The Dutch Language Institute (INT) develops data models, methods and workflows for documenting Dutch through the ages, in all its variety. Furthermore, the INT hosts several historical corpora, the historical dictionaries of Dutch and historical lexica. Most of the tools and services described below can also be found here.
Historical corpora
The INT makes historical corpora available through searchable web applications. Some corpora are available as datasets (see Datasets). The following corpora are currently available:
- The Corpus of Old Dutch is the collection of all Dutch texts from before 1200;
- The Gysseling Corpus is the collection of all 13th century Dutch texts;
- The Corpus of Middle Dutch is a collection of texts from 1300-1550;
- The Couranten Corpus comprises a collection of 17th century Dutch newspapers;
- The Brieven als Buit, Brieven als Buit-2 and the Gekaapte Brieven corpora contain Dutch sailing letters from the 17th to the 19th century;
- The Corpus Juridisch Nederlands contains a collection of Dutch legal texts from the 19th and 20th century.
Historical lexicography and etymology
The INT makes the following historical dictionaries available through a single online search application. Together, these dictionaries describe the Dutch vocabulary from around 500 to 1976, and the Frisian vocabulary from 1800 to 1975. They are also available at the European dictionary portal:
- Oudnederlands Woordenboek (ONW, Dictionary of Old Dutch) 500-1200
- Vroegmiddelnederlands Woordenboek (VMNW, Dictionary of Early Middle Dutch) 1200-1300
- Middelnederlandsch Woordenboek (MNW, Dictionary of Middle Dutch) 1250-1550
- Woordenboek der Nederlandsche Taal (WNT, Dictionary of the Dutch Language) 1500-1976
- Woordenboek der Friese Taal (WFT, Dictionary of the Frisian Language) 1800-1975.

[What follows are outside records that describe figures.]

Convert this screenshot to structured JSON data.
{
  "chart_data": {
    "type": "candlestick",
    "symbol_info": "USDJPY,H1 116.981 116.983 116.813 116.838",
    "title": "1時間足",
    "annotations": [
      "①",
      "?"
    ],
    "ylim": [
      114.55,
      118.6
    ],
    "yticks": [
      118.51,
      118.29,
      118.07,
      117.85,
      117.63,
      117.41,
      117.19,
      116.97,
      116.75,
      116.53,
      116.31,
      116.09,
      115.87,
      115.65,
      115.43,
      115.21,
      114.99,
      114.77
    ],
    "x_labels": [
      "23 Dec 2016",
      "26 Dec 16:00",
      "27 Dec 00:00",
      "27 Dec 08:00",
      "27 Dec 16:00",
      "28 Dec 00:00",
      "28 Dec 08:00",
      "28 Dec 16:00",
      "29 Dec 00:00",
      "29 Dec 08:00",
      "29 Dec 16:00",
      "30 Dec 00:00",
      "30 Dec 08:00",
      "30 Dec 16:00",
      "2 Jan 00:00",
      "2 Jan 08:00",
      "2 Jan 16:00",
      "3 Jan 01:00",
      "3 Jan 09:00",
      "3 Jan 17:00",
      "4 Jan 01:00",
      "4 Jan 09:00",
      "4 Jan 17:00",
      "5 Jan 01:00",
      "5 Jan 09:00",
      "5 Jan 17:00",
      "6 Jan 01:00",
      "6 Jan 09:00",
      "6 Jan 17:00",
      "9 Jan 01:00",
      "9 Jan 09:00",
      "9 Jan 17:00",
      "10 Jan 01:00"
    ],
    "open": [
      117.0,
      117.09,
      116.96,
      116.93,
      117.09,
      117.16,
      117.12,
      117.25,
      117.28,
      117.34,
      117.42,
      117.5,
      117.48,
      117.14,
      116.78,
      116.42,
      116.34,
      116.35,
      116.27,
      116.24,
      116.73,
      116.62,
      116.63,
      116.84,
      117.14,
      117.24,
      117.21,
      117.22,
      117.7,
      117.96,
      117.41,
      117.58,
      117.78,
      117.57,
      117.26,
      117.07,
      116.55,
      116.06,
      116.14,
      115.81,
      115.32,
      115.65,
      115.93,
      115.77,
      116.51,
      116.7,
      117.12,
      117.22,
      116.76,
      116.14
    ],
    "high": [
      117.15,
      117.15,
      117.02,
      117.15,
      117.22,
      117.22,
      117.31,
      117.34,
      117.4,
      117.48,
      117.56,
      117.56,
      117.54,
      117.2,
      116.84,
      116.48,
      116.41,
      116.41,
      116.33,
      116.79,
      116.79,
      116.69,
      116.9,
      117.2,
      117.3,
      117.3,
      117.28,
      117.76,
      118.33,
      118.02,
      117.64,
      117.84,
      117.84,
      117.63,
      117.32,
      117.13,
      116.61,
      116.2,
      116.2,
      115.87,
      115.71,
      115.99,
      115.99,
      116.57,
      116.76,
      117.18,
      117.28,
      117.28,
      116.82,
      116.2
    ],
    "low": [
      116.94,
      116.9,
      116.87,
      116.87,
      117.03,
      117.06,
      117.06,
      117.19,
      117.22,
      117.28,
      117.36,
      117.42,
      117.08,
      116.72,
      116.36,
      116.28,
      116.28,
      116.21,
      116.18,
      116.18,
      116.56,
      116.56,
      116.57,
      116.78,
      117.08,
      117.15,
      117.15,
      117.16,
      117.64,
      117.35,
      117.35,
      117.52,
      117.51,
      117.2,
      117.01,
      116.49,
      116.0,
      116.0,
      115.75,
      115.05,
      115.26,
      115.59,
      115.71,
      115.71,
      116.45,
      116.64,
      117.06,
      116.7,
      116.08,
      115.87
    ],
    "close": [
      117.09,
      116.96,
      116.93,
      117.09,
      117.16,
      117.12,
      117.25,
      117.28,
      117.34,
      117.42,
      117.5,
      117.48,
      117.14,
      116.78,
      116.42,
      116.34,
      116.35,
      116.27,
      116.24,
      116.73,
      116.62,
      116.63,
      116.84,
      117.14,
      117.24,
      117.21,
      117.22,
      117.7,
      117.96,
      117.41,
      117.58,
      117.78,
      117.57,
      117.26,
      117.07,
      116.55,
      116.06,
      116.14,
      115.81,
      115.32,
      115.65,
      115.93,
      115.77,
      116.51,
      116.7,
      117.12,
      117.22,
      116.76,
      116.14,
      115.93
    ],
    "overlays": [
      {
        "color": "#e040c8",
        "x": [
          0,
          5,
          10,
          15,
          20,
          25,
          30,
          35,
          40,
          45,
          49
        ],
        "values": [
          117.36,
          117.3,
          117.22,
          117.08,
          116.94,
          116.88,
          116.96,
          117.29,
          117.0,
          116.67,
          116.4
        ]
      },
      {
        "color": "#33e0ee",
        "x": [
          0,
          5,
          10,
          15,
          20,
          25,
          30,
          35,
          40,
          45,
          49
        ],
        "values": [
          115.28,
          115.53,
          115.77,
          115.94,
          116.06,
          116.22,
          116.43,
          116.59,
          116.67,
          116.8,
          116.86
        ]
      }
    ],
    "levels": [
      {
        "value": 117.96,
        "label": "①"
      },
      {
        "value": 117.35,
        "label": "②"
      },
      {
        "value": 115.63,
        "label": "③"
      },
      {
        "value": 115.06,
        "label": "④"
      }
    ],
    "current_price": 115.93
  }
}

Furthermore, the INT also hosts the platform Etymologiebank, which contains the most important etymological publications on Dutch.
Historical lexica
The lemmata and quotations of the historical Dutch dictionaries are stored in a central database, GiGaNT, which contains a historical component (Hilex) and a modern component (Molex). The historical lexicon is linked to the modern lexicon, so that the history of words can be traced through time.
Importantly, this lexicon enables users to search for spelling variants of words in corpora that do not contain lemma or PoS tags. As a semantic layer on top of GiGaNT, DiaMaNT is a computational semantic lexicon that offers diachronic semantic information.
Linguistic annotation
The INT has developed two powerful tools for the automatic enrichment and manual enhancement of linguistic annotation in historical corpora:
- GaLAHaD (Generating Linguistic Annotations for Historical Dutch) provides a flexible environment for automatic enrichment and evaluation of different taggers;
- LAnCeLoT (Linguistic Annotation Corpus Laundry Tool) allows researchers to manually correct and refine enrichments.
The refinements with regards to lemma and PoS have been made in accordance with principles for lemmatization (see lemmatization principles – in Dutch) and PoS tagging (see Tagset voor Diachroon corpusmateriaal van het Nederlands (TDN)).
Datasets
Datasets with data from the 13th up until the 19th century have been linguistically enriched in the context of the CLARIAH+-project. These datasets serve as a golden standard, and they have also been used to train several Huggingface and PIE taggers on a variety of historical data. These datasets are publicly available at GitHub.
Additionally, some of the aforementioned historical corpora are also available as a dataset: Brieven als Buit Golden Standard, Corpus Gysseling (Data) and Corpus Middelnederlands (Data).